Lawyer supported negotiation can be an effective way of bringing a commercial dispute to an end, particularly where lawyers are instructed at an early stage.

Very often this may involve a round table meeting between the parties or just their solicitors to try and narrow the issues and find a resolution which is acceptable to the parties.

Advantages of alternative dispute resolution

As well as keeping your dispute out of the court system, alternative dispute resolution offers a number of advantages over traditional litigation which go far beyond speed and price, including:

  • privacy of process as, unlike most court proceedings, discussions take place behind closed doors and will usually be subject to a confidentiality agreement;
  • flexibility of outcome given that, unlike a judge who has restricted powers, you are not limited in what you can agree to do in order to achieve an acceptable resolution;
  • preservation of position because, unlike when you are involved in litigation, it is usually the case that anything you say or do during the course of an alternative dispute resolution process is ‘without prejudice’ and therefore cannot be used against you if your attempts to settle fail and your dispute still ends up in court; and
  • convenience and control given that, unlike court proceedings, it is up to you to decide where and when an alternative dispute resolution process will take place and the degree of formality required, i.e. in collating and presenting your evidence.

It is also worth bearing in mind that, by engaging in Alternative Dispute Resolution or at least giving serious consideration to its use, you will be helping to protect your position on costs should the matter eventually end up in court. This is because, under the rules that apply to legal proceedings in England and Wales, warring commercial parties who fail to give proper thought to alternative dispute resolution (or who unreasonably refuse to engage in an ADR process) can be punished by the courts via an adverse costs order.

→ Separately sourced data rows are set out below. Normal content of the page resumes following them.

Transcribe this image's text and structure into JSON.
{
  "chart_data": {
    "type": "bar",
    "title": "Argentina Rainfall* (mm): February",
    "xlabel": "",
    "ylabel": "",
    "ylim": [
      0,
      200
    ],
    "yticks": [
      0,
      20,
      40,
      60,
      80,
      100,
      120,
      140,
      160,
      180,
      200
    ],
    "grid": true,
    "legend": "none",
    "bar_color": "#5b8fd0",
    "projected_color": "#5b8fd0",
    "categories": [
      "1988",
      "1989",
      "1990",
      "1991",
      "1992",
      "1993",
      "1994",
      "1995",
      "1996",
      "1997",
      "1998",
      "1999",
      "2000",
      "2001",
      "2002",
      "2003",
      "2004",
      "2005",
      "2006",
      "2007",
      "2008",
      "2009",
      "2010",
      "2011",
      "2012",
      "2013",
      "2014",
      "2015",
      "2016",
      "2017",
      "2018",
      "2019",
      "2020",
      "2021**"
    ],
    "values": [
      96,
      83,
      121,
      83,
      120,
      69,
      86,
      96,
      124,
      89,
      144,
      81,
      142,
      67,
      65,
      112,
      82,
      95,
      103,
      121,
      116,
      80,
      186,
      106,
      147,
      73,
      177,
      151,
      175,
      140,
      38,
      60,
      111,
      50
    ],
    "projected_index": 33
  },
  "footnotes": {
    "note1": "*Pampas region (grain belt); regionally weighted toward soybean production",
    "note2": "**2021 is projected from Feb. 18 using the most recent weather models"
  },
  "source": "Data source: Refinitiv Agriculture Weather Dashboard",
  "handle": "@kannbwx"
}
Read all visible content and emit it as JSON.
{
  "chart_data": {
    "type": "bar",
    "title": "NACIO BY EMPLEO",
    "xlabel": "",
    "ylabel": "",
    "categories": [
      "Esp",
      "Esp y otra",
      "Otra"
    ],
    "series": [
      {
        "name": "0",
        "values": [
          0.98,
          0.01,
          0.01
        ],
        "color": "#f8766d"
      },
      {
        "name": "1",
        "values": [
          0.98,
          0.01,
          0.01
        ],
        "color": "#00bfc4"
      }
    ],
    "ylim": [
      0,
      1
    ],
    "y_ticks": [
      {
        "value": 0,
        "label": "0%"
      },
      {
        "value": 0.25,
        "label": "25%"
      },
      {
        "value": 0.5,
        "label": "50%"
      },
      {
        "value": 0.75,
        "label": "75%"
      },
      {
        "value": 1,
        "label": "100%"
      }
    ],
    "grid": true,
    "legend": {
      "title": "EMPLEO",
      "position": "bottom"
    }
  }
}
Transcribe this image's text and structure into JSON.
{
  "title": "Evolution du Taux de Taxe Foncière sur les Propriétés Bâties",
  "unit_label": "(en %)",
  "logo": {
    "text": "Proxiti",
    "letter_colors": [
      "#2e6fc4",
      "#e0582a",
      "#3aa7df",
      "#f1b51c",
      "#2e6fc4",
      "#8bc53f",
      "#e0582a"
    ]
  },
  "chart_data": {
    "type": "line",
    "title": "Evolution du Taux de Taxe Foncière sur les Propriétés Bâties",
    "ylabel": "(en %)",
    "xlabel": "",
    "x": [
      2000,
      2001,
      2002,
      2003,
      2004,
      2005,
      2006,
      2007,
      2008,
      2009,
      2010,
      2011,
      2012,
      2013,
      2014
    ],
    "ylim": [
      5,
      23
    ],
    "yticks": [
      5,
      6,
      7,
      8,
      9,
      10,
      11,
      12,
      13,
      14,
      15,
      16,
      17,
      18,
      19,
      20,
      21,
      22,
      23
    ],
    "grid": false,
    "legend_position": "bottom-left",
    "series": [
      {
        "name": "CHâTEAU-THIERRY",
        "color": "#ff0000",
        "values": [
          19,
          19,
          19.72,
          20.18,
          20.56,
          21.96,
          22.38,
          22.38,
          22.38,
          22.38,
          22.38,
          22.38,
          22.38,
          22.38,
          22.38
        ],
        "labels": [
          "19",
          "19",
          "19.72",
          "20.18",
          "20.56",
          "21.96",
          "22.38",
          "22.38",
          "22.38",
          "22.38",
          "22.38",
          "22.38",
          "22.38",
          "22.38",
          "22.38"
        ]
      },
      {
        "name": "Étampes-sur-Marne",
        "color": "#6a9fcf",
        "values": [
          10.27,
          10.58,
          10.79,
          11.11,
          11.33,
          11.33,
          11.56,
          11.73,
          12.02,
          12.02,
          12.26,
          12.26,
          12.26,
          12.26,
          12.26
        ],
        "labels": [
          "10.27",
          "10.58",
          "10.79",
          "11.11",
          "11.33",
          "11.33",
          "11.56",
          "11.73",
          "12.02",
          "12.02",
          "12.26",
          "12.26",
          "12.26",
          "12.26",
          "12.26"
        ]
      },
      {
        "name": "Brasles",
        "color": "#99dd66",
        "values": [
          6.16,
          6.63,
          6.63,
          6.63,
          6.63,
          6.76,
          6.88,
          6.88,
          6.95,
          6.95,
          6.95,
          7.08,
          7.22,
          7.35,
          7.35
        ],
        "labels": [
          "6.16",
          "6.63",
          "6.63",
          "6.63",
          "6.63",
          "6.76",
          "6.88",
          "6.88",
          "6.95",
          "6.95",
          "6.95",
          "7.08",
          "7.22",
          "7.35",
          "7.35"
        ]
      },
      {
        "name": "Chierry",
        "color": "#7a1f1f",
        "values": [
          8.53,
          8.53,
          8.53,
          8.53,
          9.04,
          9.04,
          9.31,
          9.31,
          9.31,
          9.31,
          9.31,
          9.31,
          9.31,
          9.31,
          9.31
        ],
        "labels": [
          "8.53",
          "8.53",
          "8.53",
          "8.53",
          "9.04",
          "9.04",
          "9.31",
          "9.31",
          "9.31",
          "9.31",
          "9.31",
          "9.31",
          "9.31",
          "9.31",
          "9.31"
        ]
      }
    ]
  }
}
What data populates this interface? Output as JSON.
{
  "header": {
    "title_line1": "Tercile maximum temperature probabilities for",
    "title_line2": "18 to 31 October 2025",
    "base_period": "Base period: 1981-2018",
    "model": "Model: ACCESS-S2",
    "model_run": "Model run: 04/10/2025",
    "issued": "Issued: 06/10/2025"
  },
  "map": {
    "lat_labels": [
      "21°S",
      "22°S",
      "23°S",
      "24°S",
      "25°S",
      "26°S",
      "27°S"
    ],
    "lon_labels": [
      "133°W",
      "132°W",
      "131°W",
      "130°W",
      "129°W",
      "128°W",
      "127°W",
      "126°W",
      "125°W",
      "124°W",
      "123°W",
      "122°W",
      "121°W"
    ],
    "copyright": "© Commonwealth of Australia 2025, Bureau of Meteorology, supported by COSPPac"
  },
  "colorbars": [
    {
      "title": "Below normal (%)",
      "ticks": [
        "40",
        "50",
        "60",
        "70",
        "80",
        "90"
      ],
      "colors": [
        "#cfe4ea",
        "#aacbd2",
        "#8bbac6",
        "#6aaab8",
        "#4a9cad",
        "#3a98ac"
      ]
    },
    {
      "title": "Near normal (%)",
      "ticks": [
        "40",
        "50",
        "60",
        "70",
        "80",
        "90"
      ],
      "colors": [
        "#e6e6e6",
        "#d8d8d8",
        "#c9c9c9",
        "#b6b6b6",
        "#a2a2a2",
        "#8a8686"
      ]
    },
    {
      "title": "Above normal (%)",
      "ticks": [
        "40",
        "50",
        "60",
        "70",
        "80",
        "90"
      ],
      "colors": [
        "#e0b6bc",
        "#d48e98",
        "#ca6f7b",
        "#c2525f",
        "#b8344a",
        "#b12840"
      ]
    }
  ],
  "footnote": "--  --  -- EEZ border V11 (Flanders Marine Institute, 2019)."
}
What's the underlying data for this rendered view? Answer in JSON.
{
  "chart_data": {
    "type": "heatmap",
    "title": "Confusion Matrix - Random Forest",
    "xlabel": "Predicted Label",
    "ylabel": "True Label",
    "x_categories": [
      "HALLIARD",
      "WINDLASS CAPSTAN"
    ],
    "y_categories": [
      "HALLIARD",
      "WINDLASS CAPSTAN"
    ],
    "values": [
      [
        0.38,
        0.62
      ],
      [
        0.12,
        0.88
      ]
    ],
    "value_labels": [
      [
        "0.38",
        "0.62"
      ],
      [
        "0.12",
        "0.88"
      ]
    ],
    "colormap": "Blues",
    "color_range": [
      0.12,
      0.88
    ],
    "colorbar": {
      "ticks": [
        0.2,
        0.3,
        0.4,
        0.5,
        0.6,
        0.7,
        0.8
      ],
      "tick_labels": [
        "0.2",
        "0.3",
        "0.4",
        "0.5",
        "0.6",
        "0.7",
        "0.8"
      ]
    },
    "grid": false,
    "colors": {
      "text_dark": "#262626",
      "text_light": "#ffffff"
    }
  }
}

This has been discussed above.

Disadvantages of alternative dispute resolution

The main drawback with alternative dispute resolution is that it does not work in every case. There are some cases where the approach is not appropriate, including those which:

  • raise an important or novel legal argument which requires judicial scrutiny and the setting of a legal precedent;
  • involve claims of fraud or dishonesty or other commercially unsavoury conduct; or
  • require an emergency injunction, although there is no reason why an alternative approach cannot be used to resolve the underlying dispute once an injunction is in place.

Conclusion

Like most organisations, the court system has been badly hit by the Covid-19 pandemic and is still trying to find a way to adjust to what is a constantly changing and challenging situation. In view of this, while disputes requiring court determination should continue to be issued in the normal way, for those that might just as effectively be dealt with via some other means, it is now even more imperative that the use of alternative dispute resolution be considered and indeed actively attempted where there is a real chance it might help.